Hint: v = (v - Tv) + Tv for all v\in V.

An endomorphism T with T^2 = T is a projection. Every vector space is the internal sum of the kernel and range of any projection.

Exercise. Every subspace is the range of a projection.

Hint: Let X be a basis of U and Y\supseteq X be a basis of V. Every vector in v can be written v = \sum_{x\in X}\alpha_x x + \sum_{y\in Y\setminus X} \beta_y y. Define Pv = \sum_{x\in X}\alpha_x x. Show U is the range of P and P^2 = P.

Exercise. If J\colon U\to V is inclusion and P\colon V\to U is a projection, show PJ is the identity operator on U.

Two endomorphisms R,T on V are similar if there exists an isomorphism S with R = S^{-1}TS. We write R\simeq T if so.

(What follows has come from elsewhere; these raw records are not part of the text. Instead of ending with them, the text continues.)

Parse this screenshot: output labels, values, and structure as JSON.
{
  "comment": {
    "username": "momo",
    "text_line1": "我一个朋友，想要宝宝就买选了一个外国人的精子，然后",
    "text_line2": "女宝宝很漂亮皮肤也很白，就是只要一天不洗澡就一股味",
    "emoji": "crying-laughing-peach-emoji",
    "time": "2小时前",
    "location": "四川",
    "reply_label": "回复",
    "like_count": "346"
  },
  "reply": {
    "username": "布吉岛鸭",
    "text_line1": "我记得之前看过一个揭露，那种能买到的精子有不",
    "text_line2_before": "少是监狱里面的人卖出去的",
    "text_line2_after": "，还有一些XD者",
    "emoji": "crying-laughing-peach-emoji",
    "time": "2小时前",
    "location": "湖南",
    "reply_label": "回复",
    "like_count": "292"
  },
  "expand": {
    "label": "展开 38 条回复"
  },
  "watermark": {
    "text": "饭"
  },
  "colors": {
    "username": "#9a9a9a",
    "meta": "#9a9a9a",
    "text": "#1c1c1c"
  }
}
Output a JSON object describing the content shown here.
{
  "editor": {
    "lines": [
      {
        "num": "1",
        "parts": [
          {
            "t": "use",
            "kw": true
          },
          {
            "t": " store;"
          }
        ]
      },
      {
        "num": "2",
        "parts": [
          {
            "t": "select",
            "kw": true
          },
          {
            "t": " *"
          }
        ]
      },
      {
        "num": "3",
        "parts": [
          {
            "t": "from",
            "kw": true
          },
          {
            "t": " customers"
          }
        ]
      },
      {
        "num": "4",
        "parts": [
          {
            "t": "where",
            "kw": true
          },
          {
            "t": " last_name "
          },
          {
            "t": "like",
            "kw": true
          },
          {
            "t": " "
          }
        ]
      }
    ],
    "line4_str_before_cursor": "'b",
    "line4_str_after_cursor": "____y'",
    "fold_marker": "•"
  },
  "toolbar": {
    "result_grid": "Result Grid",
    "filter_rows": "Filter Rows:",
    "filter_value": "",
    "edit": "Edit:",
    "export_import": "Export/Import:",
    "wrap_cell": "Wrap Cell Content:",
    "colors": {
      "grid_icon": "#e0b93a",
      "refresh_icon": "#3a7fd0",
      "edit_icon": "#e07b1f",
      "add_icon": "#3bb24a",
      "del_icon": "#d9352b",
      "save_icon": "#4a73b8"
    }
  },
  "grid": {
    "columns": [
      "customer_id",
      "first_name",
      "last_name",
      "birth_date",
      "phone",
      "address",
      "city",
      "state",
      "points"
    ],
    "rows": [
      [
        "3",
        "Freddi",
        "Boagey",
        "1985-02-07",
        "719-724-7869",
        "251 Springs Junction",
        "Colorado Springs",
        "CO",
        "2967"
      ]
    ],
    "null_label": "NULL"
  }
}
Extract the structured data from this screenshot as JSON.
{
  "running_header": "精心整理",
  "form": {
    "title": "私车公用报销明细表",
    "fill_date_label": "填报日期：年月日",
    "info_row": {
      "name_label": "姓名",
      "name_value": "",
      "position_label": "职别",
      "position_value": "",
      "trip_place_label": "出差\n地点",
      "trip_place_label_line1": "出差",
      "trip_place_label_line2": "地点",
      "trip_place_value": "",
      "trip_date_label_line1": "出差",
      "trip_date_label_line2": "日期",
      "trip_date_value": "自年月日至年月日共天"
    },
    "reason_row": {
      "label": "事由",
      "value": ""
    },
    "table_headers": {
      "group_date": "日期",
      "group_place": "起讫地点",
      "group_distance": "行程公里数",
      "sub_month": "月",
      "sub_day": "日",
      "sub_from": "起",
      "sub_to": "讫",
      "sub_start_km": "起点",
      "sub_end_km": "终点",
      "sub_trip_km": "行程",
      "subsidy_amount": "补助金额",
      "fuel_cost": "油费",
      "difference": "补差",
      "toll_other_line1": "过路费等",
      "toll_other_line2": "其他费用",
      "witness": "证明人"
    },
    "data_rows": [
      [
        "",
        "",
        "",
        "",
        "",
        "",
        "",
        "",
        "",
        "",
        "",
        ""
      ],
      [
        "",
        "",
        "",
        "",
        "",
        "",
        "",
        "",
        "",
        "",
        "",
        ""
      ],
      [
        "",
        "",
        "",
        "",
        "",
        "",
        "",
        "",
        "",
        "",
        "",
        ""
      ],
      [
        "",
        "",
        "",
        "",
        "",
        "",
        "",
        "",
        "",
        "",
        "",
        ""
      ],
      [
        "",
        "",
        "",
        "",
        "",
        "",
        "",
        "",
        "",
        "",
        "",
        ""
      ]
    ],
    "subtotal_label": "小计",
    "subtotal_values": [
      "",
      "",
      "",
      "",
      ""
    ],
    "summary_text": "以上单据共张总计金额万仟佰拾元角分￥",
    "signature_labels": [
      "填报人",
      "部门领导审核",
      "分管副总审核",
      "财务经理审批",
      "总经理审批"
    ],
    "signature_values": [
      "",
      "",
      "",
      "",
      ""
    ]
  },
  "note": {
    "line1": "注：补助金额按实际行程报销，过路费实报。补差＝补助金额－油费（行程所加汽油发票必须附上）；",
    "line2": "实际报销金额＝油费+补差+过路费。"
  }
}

Exercise. Show similarity is an equivlence relation on endomorphisms.

Hint: S_0^{-1}S_1 = (S_1^{-1}S_0)^{-1} if S_0 and S_1 are isomorphisms.

Eigenvector

If F(x) = (Ax,Ax) then DF(x) = (A + A^*)x^*.

(A(x + h),A(x + h)) - (Ax, Ax) = (Ax,h) + (Ah,x) + (Ah,Ah) = ((A + A*)x,h) + o(\|h\|) so D_x(Ax,Ax) = (A + A^*)x'

If V is finite dimensional then pick any norm and \max_{\|e\|=1\} \|Te\| has a solution.

Maximizing \|Te\|^2 - λ(\|e\|^2 - 1) gives (T + T^*)e^* - 2λe^* = 0. If T = T^* then Te = λe.

x = (x_1,\ldots,x_n) \in \RR^n \leftrightarrow v = x_1 v_1 + \cdots x_n v_n \in V.